Отношение между китайским населением и войсками отряда не вызывали сложностей. Конечно, бывали эксцессы, как и во всех армиях, во всех войнах. Но так уж сложилось исторически, что русский человек в своей ментальности не был заносчив. Зато образовавшуюся лакуну заполнила общительность. К китайцам солдаты относились добродушно.
Населенные пункты часто переходили из рук в руки, так что можно было сравнить два "режима". Аккуратные японцы, отступая, оставляли обыкновенно постройки в порядке, тогда как наши солдаты, и в особенности казаки, приводили их в нежилой вид. Чтобы заставить людей бережнее относиться к жилью, Ренненкампф приказывал при повторном занятии селений размещать роты и сотни в тех самых строениях, которые они занимали раньше.
Во всех прочих отношениях японский "режим" был тяжелее. Презрительное отношение японцев к китайцам, буквально как к неодушевленным предметам, и жестокость реквизиций угнетали население. В особенности возмутительны были реквизиции… женщин, которые производились не самочинно, а по установленному порядку… Даже на аванпостах японских застав, внезапно захваченных русскими, обнаруживалось несколько запуганных и замученных "реквизицией" женщин…

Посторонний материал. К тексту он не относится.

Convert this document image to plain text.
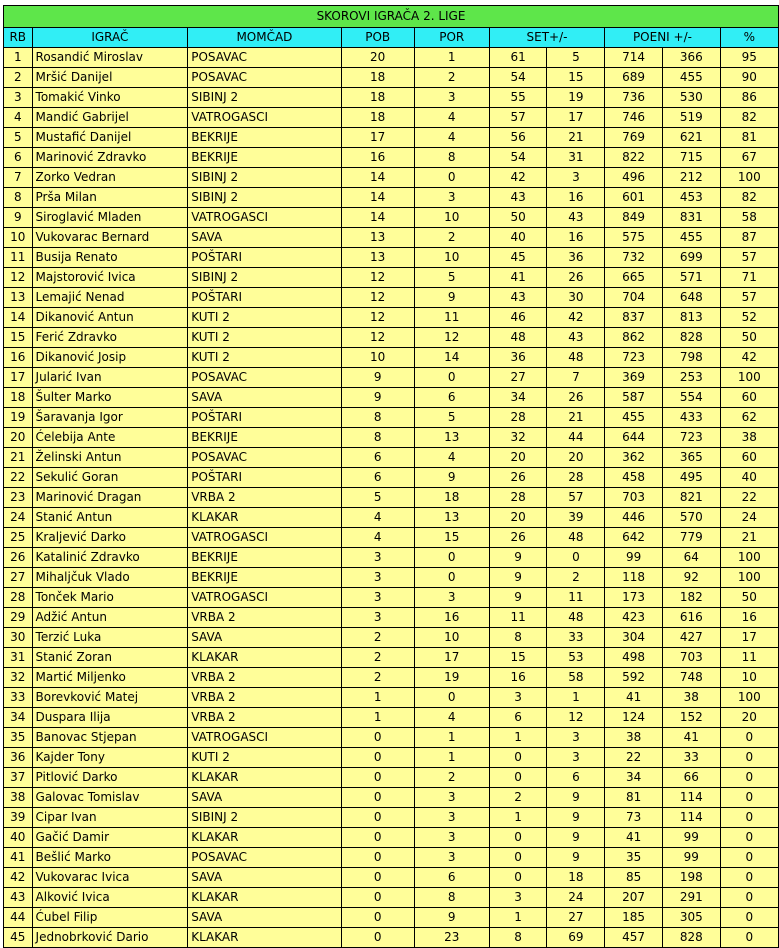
SKOROVI IGRAČA 2. LIGE									
RB	IGRAČ	MOMČAD	POB	POR	SET+/-		POENI +/-		%
1	Rosandić Miroslav	POSAVAC	20	1	61	5	714	366	95
2	Mršić Danijel	POSAVAC	18	2	54	15	689	455	90
3	Tomakić Vinko	SIBINJ 2	18	3	55	19	736	530	86
4	Mandić Gabrijel	VATROGASCI	18	4	57	17	746	519	82
5	Mustafić Danijel	BEKRIJE	17	4	56	21	769	621	81
6	Marinović Zdravko	BEKRIJE	16	8	54	31	822	715	67
7	Zorko Vedran	SIBINJ 2	14	0	42	3	496	212	100
8	Prša Milan	SIBINJ 2	14	3	43	16	601	453	82
9	Siroglavić Mladen	VATROGASCI	14	10	50	43	849	831	58
10	Vukovarac Bernard	SAVA	13	2	40	16	575	455	87
11	Busija Renato	POŠTARI	13	10	45	36	732	699	57
12	Majstorović Ivica	SIBINJ 2	12	5	41	26	665	571	71
13	Lemajić Nenad	POŠTARI	12	9	43	30	704	648	57
14	Dikanović Antun	KUTI 2	12	11	46	42	837	813	52
15	Ferić Zdravko	KUTI 2	12	12	48	43	862	828	50
16	Dikanović Josip	KUTI 2	10	14	36	48	723	798	42
17	Jularić Ivan	POSAVAC	9	0	27	7	369	253	100
18	Šulter Marko	SAVA	9	6	34	26	587	554	60
19	Šaravanja Igor	POŠTARI	8	5	28	21	455	433	62
20	Ćelebija Ante	BEKRIJE	8	13	32	44	644	723	38
21	Želinski Antun	POSAVAC	6	4	20	20	362	365	60
22	Sekulić Goran	POŠTARI	6	9	26	28	458	495	40
23	Marinović Dragan	VRBA 2	5	18	28	57	703	821	22
24	Stanić Antun	KLAKAR	4	13	20	39	446	570	24
25	Kraljević Darko	VATROGASCI	4	15	26	48	642	779	21
26	Katalinić Zdravko	BEKRIJE	3	0	9	0	99	64	100
27	Mihaljčuk Vlado	BEKRIJE	3	0	9	2	118	92	100
28	Tonček Mario	VATROGASCI	3	3	9	11	173	182	50
29	Adžić Antun	VRBA 2	3	16	11	48	423	616	16
30	Terzić Luka	SAVA	2	10	8	33	304	427	17
31	Stanić Zoran	KLAKAR	2	17	15	53	498	703	11
32	Martić Miljenko	VRBA 2	2	19	16	58	592	748	10
33	Borevković Matej	VRBA 2	1	0	3	1	41	38	100
34	Duspara Ilija	VRBA 2	1	4	6	12	124	152	20
35	Banovac Stjepan	VATROGASCI	0	1	1	3	38	41	0
36	Kajder Tony	KUTI 2	0	1	0	3	22	33	0
37	Pitlović Darko	KLAKAR	0	2	0	6	34	66	0
38	Galovac Tomislav	SAVA	0	3	2	9	81	114	0
39	Cipar Ivan	SIBINJ 2	0	3	1	9	73	114	0
40	Gačić Damir	KLAKAR	0	3	0	9	41	99	0
41	Bešlić Marko	POSAVAC	0	3	0	9	35	99	0
42	Vukovarac Ivica	SAVA	0	6	0	18	85	198	0
43	Alković Ivica	KLAKAR	0	8	3	24	207	291	0
44	Ćubel Filip	SAVA	0	9	1	27	185	305	0
45	Jednobrković Dario	KLAKAR	0	23	8	69	457	828	0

Однако отношения с китайским населением осложнялись, по наблюдениям Деникина, на театре военных действий еще более, нежели в Заамурском округе пограничной стражи рабской зависимостью от китайских переводчиков. Порушенный традиционный быт породил среди китайцев много "добровольцев", предлагавших услуги по части шпионажа и русским, и японцам. Пойманные с поличным, они гибли сотнями, но изменить что-либо было трудно, так как при допросах и расследовании никто не мог поручиться, что китаец-переводчик не оговаривает по злобе и не сводит личных счетов с допрашиваемым. Всякое бывало. В походном дневнике Антона Ивановича, опубликованном впоследствии в "Пути русского офицера", приводится такой эпизод.
"Был у нас тут прапорщик один - так, никуда не годный, - говорил мне Маноцков. - Большое дело у него в столице и жена молодая. Пуль боялся и все по дому тосковал. Только однажды привозят его два казака раненного в ногу и тут же двух китайцев, связанных вместе косами. Оказывается, ехал он с казаками в Шахедзу, в обоз. Остановился по дороге и говорит казакам: "Вы тут подождите, а я в рощу за надобностью зайду". Прошло минут пять, слышат казаки выстрел. Побежали в рощу и видят - лежит прапорщик раненый, а в стороне два испуганных китайца бегут. "Вот, - говорит прапорщик, - мои убийцы…"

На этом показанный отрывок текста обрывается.